Это… она столько стоит? — спросила наша теща. Ну да, столько, — сказал муж подруги. То есть… это ее цена? — не веря своим глазам и ушам, переспросила теща. Ну да, и в нее еще торговый процент входит. Это была последняя капля, переполнившая чашу. В смысле — не торговый процент, а невероятно низкая цена. Тут наша теща окончательно поставила крест на своем зяте, у которого, оказывается, такая дерьмовая тачка, не тачка, а недоразумение, раз ее можно за такие гроши купить, а что беэмве, так и беэмве бывает дерьмо, как, например, машина ее зятя.
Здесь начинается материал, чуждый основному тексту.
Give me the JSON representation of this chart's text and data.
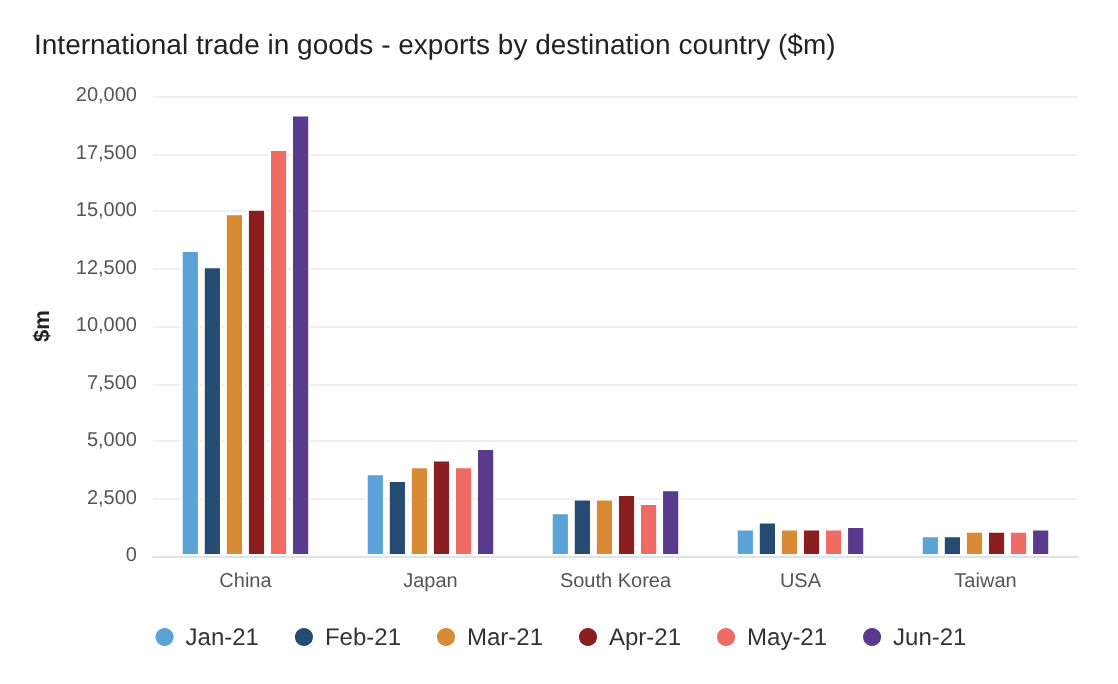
{
  "chart_data": {
    "type": "bar",
    "title": "International trade in goods - exports by destination country ($m)",
    "ylabel": "$m",
    "categories": [
      "China",
      "Japan",
      "South Korea",
      "USA",
      "Taiwan"
    ],
    "series": [
      {
        "name": "Jan-21",
        "color": "#5ba3d6",
        "values": [
          13300,
          3600,
          1900,
          1200,
          900
        ]
      },
      {
        "name": "Feb-21",
        "color": "#264b73",
        "values": [
          12600,
          3300,
          2500,
          1500,
          900
        ]
      },
      {
        "name": "Mar-21",
        "color": "#d98a35",
        "values": [
          14900,
          3900,
          2500,
          1200,
          1100
        ]
      },
      {
        "name": "Apr-21",
        "color": "#8b1f1f",
        "values": [
          15100,
          4200,
          2700,
          1200,
          1100
        ]
      },
      {
        "name": "May-21",
        "color": "#ef6b64",
        "values": [
          17700,
          3900,
          2300,
          1200,
          1100
        ]
      },
      {
        "name": "Jun-21",
        "color": "#5a3a8c",
        "values": [
          19200,
          4700,
          2900,
          1300,
          1200
        ]
      }
    ],
    "ylim": [
      0,
      20000
    ],
    "yticks": [
      0,
      {
        "value": 2500,
        "label": "2,500"
      },
      {
        "value": 5000,
        "label": "5,000"
      },
      {
        "value": 7500,
        "label": "7,500"
      },
      {
        "value": 10000,
        "label": "10,000"
      },
      {
        "value": 12500,
        "label": "12,500"
      },
      {
        "value": 15000,
        "label": "15,000"
      },
      {
        "value": 17500,
        "label": "17,500"
      },
      {
        "value": 20000,
        "label": "20,000"
      }
    ],
    "grid": "y",
    "legend": "bottom"
  }
}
А то, что она, теща, долгое время считала эту машину куда более стоящей, а потому и нашего парня ценила более высоко, лишь усилило презрение и ненависть, которые она теперь питала по отношению к мужу дочери.
32
Парень же наш все яснее чувствовал, что жена его — на стороне этой стервы, своей матери, вместо того, чтобы стоять на его стороне, и это выяснилось вчера как пить дать, уж это-то выяснилось как минимум, потому что тайное всегда становится явным, — хотя он уже не мог точно вспомнить, что там случилось и из-за чего это выяснилось, из-за денег ли опять, которых он не может заработать больше, сверх жалованья, плюс директорские, или из-за посуды, которую он мыть никогда не мыл и не будет, а может, из-за пластмассовой канистры, которая, подобно брустверу, возвышалась перед ним на столике, как раз на уровне его лба и глаз, так что он иногда видел жену поверх этой канистры, — ну, или из-за всего вместе. Вот почему, придя в корчму, тому, кто к нему обратился с обычным вопросом, он ответил: дела такие, что и дома дерьмо, и в школе дерьмо, хоть на стену лезь от всех этих идиоток, которым все не так, то от того, что менструация, то от того, что нет менструации. Всегда их что-нибудь да не устраивает. Плохо мне быть тем, кто я есть. А кто ты есть? Как кто: директор. Старому же директору хорошо было, что он директор. Потому что он и хотел директором быть, сказал наш парень, а я не хочу. Да если бы только это. А что еще? — спросили его. Лучший друг мой помер, однокурсник, — стал рассказывать наш парень; вчера, в школе, позвонил ему один приятель из Пешта, спросил: слышал, умер тот парень с нашего курса, рисовал он, жутко способный был, самый способный из всех, ты наверняка его помнишь. Парень наш с трудом вспомнил, о ком речь: ага, значит, помер. Да, сказал звонивший, уже год. Пил, не просыхая, и вышло так, что жена куда-то ушла, а он, сверх обычного вина, еще и палинки, она вернулась, а он уже посинел, то есть в скорой жив был еще, но до места не довезли. На другой день вернули, за ненадобностью. Вот мать его, — сказал наш парень, открыл сейф, который от старого директора остался, достал репрезентационный коньяк, налил, выпил, может, даже несколько раз: все ж таки друг помер, и звонок как раз заставил обратить внимание на причину смерти, — словом, выпил. Вот, был у меня друг, а теперь нету, и наш парень почувствовал себя так, будто он сам все это пережил, и уже ощутил, как режет в желудке, и как лопается что-то, и кровь заливает все внутренние органы, и эти органы тонут в крови.